Norwegian players unveil floating foundations JV
Odfjell Oceanwind, together with automation and manufacturing company Prodtex, have established a joint venture to produce floating wind turbine foundations.
The joint venture, Windsteel Technologies, will establish the production capacity necessary to meet the need for hundreds of floating wind foundations per year in Europe alone.
The aim is to have the first factory operational by 2027 in time for supplying the first Deepsea Star floating wind foundations to the GoliatVIND demonstration project in Norway.
Geir Bjorkeli, former CEO of Corvus Energy, has been appointed to head up the joint venture.
Windsteel Technologies will act as a hub for delivering the foundations to the market and work in close collaboration with specialist companies from the local and international supply chain.
The first partners are already in place and more will be added in the coming months and years, preparing for what is expected to be a multibillion-euro market at the end of this decade.

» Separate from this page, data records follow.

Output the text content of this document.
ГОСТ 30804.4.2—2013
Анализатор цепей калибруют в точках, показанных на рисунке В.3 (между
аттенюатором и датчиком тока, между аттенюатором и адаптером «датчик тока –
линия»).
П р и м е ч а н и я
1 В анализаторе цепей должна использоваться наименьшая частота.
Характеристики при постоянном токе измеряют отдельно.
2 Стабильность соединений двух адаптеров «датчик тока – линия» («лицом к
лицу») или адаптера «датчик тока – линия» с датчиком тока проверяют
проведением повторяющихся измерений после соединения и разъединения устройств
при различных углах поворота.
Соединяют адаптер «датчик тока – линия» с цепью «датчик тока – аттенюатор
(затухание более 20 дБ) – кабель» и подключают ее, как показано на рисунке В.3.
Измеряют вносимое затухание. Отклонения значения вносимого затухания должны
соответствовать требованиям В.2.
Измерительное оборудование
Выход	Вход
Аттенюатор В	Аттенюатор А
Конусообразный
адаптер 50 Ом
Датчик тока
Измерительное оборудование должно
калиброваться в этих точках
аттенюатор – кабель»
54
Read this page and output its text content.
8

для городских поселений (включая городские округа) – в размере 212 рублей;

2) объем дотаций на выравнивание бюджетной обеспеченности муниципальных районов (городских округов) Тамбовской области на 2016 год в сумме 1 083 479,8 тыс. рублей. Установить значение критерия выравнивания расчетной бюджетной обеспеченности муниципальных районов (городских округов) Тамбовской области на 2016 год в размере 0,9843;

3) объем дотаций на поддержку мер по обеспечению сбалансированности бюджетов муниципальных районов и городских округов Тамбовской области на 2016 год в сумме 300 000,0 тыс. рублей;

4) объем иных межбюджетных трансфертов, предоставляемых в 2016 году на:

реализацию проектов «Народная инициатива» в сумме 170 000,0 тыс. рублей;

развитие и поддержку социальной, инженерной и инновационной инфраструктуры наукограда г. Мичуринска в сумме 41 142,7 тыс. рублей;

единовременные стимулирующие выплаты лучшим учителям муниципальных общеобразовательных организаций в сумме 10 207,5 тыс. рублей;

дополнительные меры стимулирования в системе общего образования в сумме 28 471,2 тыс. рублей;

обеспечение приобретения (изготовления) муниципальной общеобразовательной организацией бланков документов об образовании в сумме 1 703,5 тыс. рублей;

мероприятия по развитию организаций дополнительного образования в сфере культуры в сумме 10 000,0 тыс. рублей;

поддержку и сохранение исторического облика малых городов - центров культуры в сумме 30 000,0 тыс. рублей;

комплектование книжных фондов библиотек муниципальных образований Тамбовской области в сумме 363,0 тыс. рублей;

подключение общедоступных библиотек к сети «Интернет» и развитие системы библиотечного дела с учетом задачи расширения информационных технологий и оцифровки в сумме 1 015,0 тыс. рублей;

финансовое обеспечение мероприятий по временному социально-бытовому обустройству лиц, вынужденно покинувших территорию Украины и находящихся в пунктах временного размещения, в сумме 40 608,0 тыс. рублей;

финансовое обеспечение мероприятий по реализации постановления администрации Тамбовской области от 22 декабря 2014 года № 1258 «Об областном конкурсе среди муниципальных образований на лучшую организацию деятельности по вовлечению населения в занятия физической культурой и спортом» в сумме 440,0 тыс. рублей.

The joint venture is a result of several years of collaboration between Odfjell Oceanwind and Prodtex, where the two companies have jointly developed automated production and assembly methods for Odfjell Oceanwind’s Deepsea floating wind foundations.
“Production of floating wind foundations of the size and scale needed to develop gigawatt floating wind parks will require factories, and not yards like we are used to see from the oil and gas and ship building industries.
“These factories will be highly specialized with production and assembly lines that are customized to produce foundation designs with relatively similar structural components. ”
“Very much like we see in car or airplane factories”, Per Lund, CEO of Odfjell Oceanwind and chairman of Windsteel Technologies said.
He added: “If floating offshore wind shall become a relevant source of energy in the future, we need to dramatically reduce the costs, but also increase the scale.
“And we need to do this without sacrificing quality.
“These offshore structures for wind turbines of 15MW and larger shall be able to withstand extreme loads for more than 30 years without having to be towed back for repairs.
“Failures based on poor quality welds or surface treatment are simply not acceptable.”